I have edited this question to provide an example -
I have a list of columns names :
colnames = ['col1','col2','col3']
I need to pass these to a Dataframe function one after another to return values for each. I would not use the groupBy function, so this is not a duplicate of the other question. I just need the max, min, sum of all values of each column in my Dataframe.
Code example -
from pyspark import SparkContext
from pyspark.sql import SQLContext
sc = SparkContext("local[2]", "Count App")
sqlContext = SQLContext(sc)
df = sqlContext.createDataFrame(
[(1, 100, 200), (100, 200, 100), (100, 200, 100), (-100, 50, 200)],
("col1", "col2", "col3"))
df.show()
+----+----+----+
|col1|col2|col3|
+----+----+----+
| 1| 100| 200|
| 100| 200| 100|
| 100| 200| 100|
|-100| 50| 200|
+----+----+----+
colnames = ['col1','col2','col3']
maxval = map(lambda x: df.agg(sparkMax(df[x]).alias('max_of_{}'.format(x))), colnames)
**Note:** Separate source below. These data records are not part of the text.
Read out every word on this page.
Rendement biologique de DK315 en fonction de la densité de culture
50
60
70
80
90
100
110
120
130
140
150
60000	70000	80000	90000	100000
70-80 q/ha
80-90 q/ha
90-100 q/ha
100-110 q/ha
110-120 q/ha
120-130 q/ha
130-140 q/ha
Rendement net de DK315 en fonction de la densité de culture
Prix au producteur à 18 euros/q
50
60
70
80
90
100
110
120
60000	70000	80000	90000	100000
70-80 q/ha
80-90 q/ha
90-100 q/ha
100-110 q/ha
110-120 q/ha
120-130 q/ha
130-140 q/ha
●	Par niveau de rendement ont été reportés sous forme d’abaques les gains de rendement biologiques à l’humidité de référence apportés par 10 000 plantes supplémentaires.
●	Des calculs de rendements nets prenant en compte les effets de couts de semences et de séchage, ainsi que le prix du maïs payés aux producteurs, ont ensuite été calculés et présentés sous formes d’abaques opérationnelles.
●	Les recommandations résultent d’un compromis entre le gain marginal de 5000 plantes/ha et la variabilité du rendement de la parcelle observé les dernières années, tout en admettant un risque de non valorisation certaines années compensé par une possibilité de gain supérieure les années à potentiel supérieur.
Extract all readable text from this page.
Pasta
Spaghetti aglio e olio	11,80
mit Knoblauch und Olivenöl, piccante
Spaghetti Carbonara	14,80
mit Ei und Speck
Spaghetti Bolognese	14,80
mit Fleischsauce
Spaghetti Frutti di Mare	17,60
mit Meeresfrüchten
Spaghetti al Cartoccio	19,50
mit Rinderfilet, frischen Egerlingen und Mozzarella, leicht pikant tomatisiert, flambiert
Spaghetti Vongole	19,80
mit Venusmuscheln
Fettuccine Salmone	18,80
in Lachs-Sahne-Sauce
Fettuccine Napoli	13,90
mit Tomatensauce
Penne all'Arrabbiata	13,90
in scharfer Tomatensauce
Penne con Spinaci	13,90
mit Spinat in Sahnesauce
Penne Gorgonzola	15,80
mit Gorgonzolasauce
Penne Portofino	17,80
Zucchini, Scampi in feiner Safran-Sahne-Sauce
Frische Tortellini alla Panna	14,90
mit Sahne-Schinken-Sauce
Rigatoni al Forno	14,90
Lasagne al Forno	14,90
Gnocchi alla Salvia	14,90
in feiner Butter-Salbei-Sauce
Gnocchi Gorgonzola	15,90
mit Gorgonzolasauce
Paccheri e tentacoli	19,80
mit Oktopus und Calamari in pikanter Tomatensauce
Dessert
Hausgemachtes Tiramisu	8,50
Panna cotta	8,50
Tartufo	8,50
## This gives me a list of Dataframes, NOT a single Dataframe as required
for x in maxval:
print (x.show())
+-----------+
|max_of_col1|
+-----------+
| 100|
+-----------+
None
+-----------+
|max_of_col2|
+-----------+
| 200|
+-----------+
None
+-----------+
|max_of_col3|
+-----------+
| 200|
+-----------+
How do I get a single Dataframe back from my lambda function, instead of a List of Dataframes. Looking like this -
+----------------+
|Column_name| Max|
+-----------+----+
|max_of_col1| 100|
+-----------+----+
|max_of_col2| 200|
+-----------+----+
|max_of_col3| 300|
+-----------+----+
I'm guessing something like a flatMap? Appreciated.